Er hatte sich als Entdecker noch keinen Namen gemacht, er hatte auch keinen Auftrag vom Königspaar, und eigentlich waren es nur Zufälle, die ihn zu seiner bedeutenden Tat hinführten.
Mit 26 Jahren war Balboa im Jahre 1501 in die neue Welt gefahren, um dort auf der Insel Hispaniola, die gerade einen großen Aufschwung nahm, als Plantagenbesitzer ein Vermögen zu erwirtschaften, was ihm vollkommen mißlang. Um dem Drängen seiner Gläubiger zu entrinnen, schlich er auf ein Schiff, das Kolonisten nach Panama brachte. Er versteckte sich in einem großen Faß, bis die Schiffe bereits weit auf dem Meer draußen waren. Da ihnen schwere Zeiten bevorstanden, konnte es nicht schaden, wenn sie einen Matrosen mehr hatten; so nahm der Anführer der Expedition Balboa in die Gemeinschaft an Bord auf.
In Darién, auf der Landenge von Panama, erwies Balboa sich tatsächlich als geschickter Bursche - ob beim Decken von Strohdächern oder beim Palaver mit den indianischen Nachbarn der Siedler. Als 1511 die Kolonie gegründet wurde und der von König Ferdinand ernannte Gouverneur eintraf, wollte dieser das Kommando übernehmen und verlangte das Gold, das die Siedler von den Indianern eingetauscht hatten. Die Siedler wählten Balboa zu ihrem Anführer und trieben den habgierigen Gouverneur zu seinem Schiff zurück. Balboa richtete rechtzeitig ein Gesuch an die Krone, in dem er um die unbefristete Ernennung zum Gouverneur bat.

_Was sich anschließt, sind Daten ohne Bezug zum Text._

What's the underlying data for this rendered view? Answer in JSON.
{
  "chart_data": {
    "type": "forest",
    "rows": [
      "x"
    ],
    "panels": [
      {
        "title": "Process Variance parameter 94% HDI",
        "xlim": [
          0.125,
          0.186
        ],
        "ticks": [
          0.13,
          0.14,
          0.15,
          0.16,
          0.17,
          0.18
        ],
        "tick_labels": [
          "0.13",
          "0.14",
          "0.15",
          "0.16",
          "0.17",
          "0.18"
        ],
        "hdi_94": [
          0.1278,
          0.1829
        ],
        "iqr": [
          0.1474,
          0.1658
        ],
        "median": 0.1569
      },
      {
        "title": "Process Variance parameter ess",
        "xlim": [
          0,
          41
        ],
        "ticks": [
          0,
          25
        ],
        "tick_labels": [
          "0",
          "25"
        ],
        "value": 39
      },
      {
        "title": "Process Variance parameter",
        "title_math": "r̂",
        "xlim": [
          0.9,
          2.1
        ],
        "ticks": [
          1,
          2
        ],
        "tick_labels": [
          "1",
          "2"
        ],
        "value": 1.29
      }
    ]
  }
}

Unter seinen Vorzügen nannte er auch den folgenden: "Meine Männer durften sich von diesem Ort nur entfernen, wenn ich ihnen vorausging, ob es bei Tag oder bei Nacht war, ob der Weg durch Flüsse und Sümpfe oder durch Wälder und über Berge führte."
Die Antwort aus Spanien war Schweigen. Balboa entschloß sich deshalb zu einer Tat. Als er von den Indianern hörte, daß jenseits der Landenge ein großer Ozean liege, versammelte er 190 Spanier und 800 Indianer um sich, mit denen er am 1. September des Jahres 1513 in die Urwälder aufbrach. Kundige indianische Führer und Balboas eigener fast unheimlicher Instinkt führten sie auf eine Route, auf der sie den Isthmus an einer nur 80 Kilometer breiten Stelle überqueren konnten. Nach 24 Tagen erklommen er und seine Männer die kühlen Höhen eines Bergs: In der Ferne sahen sie den verheißenen Ozean.
Mit dieser folgenschweren Entdeckung verdiente Balboa sich zwar den Titel eines Admirals der Südsee, aber der Posten eines Gouverneurs von Darién wurde ihm vom König noch immer verweigert. Nur wenige Monate nach Balboas Rückkehr traf Pedro Arias de Avila, der neue Gouverneur, ein. Obwohl die beiden mehrere Jahre in scheinbarer Eintracht nebeneinander lebten, kam die Eifersucht des Gouverneurs auf Balboa schließlich doch zum Ausbruch. Wegen der Rolle, die er in der früheren Rebellion gespielt hatte, wurde Balboa des Hochverrats angeklagt und in einem Schnellverfahren für schuldig befunden. Am 12. Januar des Jahres 1519 wurde Balboa enthauptet.